EEN GEZEGENDE KEUS
Ik heb verkoren den weg der waarheid, Uw rechten heb ik mij voorgesteld (Ps. 119:30).
Lezen: Jozua 24:14-28
Hebben we in de vorige overdenking gehoord van de angst voor valsheid en bedrog, en ook hem horen bidden om genade, nu volgt er een verklaring van de keus die God in zijn hart heeft gelegd: de keus voor de waarheid. Het ligt dus in het verlengde van dat gebed en het hoort erbij. Eigenlijk kan je de eerste woorden van onze dagtekst wel zien als een blootleggen van de oorzaak waarom hij de valsheid en leugens haat: ‘Ik heb verkoren den weg der waarheid’. Want God heeft zijn hart geneigd en hem liefde gegeven tot de waarheid. Bij genade hoort liefde tot de waarheid. Het is niet het ene of het andere, maar het ene én het andere. Als God genade in ons hart verheerlijkt, krijgen we de waarheid lief en worden we oprecht gemaakt.

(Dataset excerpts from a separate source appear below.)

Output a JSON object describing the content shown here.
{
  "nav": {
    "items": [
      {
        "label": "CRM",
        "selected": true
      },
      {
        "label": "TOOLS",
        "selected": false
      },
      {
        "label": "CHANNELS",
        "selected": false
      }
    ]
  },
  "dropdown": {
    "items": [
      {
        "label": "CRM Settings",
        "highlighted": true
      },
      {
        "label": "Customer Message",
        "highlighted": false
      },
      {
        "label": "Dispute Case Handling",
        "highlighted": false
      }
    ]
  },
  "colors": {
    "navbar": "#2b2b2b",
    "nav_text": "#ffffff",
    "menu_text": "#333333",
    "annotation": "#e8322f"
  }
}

Hierin kunnen we onszelf ook onderzoeken. Is er genade in ons hart en leven verheerlijkt, dan komt dat openbaar in onze liefde tot de waarheid. Je bent bang geworden voor zelfbedrog en gaat tot God met de vraag: ‘Leid mij in Uw waarheid.’ Je zoekt het zelfonderzoek, hoewel ook een kind van God dat vaak nog moeilijk vindt. Bij eigen licht zie je niet ver en niet diep. Wat beoog ik nu eigenlijk? Wat is het doel in mijn leven? Of wat begeer ik nu eigenlijk, wat heerst in mijn verlangens? Dan ga je toch weer tot de God der waarheid en vraagt er licht over. ‘Beproef vrij van omhoog mijn hart, dat voor Uw oog, Alwetende steeds openlag’. Dan vraag je: ‘Doorgrond en ken mijn hart, o Heer’, of: ‘Zend Heer’ Uw licht en waarheid neder’. Deze en andere van deze soort zijn je lievelingsverzen. Je gaat naar de kerk met een verzuchting om licht over je weg en leiding in de waarheid.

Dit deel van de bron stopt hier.